The Company has outstanding 1.6 million depositary shares, each representing 1/100th of a share of Series A Stock. The depositary shares are redeemable, in whole or in part at the Company’s option, from time to time, at $25.00 per share. The depositary shares pay an annual dividend of $2.00 per share, equivalent to 8% of the $25.00 per share liquidation preference. The Series A preferred stock has no stated maturity, is not subject to any sinking fund or mandatory redemption and is not convertible into any other securities of the Company. Investors in the depositary shares generally have no voting rights, but will have limited voting rights if the Company fails to pay dividends for six or more quarters (whether or not declared or consecutive) and in certain other events.
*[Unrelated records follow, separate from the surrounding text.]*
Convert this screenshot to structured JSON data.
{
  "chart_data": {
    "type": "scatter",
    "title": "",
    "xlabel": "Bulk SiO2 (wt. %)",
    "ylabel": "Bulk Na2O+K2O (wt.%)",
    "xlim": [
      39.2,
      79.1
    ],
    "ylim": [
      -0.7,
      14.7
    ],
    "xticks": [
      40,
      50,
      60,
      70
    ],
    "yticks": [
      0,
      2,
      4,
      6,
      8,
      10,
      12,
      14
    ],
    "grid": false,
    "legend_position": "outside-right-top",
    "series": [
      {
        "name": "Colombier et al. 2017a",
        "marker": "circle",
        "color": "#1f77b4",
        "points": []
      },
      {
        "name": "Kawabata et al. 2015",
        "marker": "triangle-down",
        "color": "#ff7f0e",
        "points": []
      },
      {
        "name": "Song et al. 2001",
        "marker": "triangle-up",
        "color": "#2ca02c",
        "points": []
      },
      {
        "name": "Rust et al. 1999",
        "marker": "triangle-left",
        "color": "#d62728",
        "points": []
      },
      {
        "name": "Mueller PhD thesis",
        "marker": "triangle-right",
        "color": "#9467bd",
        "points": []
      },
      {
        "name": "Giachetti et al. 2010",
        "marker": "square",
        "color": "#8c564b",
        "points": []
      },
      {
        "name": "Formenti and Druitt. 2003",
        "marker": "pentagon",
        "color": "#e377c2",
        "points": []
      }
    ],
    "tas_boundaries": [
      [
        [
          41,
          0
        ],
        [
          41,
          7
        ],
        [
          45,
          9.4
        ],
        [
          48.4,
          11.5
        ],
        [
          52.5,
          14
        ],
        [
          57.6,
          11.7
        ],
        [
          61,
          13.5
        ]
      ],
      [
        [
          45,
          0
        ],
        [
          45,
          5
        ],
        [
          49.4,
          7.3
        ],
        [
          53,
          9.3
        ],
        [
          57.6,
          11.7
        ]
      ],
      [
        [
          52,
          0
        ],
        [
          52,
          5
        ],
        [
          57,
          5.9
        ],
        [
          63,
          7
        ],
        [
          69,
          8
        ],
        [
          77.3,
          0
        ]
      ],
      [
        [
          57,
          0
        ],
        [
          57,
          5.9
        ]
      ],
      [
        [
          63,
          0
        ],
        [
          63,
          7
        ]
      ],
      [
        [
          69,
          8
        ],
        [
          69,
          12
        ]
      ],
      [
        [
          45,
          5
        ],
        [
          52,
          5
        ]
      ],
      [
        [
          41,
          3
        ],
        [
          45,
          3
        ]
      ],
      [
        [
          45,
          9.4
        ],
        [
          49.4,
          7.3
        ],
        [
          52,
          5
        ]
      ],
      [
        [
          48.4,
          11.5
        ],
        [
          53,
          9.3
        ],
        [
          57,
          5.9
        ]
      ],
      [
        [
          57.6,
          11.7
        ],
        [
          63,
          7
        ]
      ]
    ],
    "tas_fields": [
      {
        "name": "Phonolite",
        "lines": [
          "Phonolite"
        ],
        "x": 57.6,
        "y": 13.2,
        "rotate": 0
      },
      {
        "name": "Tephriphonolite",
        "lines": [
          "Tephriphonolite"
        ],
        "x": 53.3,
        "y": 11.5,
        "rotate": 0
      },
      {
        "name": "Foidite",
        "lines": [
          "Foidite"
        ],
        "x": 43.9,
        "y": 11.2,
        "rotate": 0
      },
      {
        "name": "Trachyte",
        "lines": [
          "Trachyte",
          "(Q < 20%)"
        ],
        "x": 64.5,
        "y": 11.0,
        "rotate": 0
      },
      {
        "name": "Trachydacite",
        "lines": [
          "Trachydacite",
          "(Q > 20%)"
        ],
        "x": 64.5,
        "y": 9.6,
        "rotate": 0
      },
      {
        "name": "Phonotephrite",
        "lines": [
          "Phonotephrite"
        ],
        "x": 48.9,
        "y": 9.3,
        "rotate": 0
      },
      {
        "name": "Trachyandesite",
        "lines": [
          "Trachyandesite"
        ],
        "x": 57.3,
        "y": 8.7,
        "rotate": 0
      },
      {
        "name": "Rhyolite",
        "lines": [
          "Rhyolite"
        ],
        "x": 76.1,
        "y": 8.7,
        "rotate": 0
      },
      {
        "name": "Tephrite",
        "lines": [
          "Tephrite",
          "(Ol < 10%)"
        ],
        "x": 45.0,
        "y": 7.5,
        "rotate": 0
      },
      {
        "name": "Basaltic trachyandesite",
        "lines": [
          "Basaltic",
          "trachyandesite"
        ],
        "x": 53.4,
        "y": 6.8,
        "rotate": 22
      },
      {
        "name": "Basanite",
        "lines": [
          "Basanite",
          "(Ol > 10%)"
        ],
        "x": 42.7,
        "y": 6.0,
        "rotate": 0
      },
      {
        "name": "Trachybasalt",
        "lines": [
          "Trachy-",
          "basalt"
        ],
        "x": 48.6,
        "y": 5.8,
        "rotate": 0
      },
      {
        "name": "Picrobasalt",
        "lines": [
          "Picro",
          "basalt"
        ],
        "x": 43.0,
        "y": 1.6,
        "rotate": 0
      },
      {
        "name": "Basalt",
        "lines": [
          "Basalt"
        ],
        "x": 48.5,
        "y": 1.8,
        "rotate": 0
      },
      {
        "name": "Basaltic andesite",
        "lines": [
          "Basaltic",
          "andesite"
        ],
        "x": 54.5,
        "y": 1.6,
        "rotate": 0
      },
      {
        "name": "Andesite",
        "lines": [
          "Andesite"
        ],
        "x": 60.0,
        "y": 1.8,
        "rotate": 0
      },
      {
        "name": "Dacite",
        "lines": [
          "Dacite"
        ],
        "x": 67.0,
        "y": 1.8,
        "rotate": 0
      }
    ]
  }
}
On February 12, 2013, the Company sold, in an underwritten public offering, 5.6 million depositary shares, each representing 1/100th of a share of 6.875% Series C Cumulative Redeemable Preferred Stock, and received net cash proceeds of approximately $135.2 million. The depositary shares may be redeemed on or after February 12, 2018 at the Company’s option, in whole or in part, at the $25.00 liquidation preference plus accrued but unpaid dividends. The depositary shares pay an annual dividend of $1.71875 per share, equivalent to 6.875% of the $25.00 liquidation preference. The first dividend was paid on April 15, 2013 and covered the period from February 12, 2013 through March 31, 2013. The Series C preferred stock has no stated maturity, is not subject to any sinking fund or mandatory redemption and is not convertible into any other securities of the Company except in connection with certain changes of control or delisting events. Investors in the depositary shares generally have no voting rights, but will have limited voting rights if the Company fails to pay dividends for six or more quarters (whether or not declared or consecutive) and in certain other events.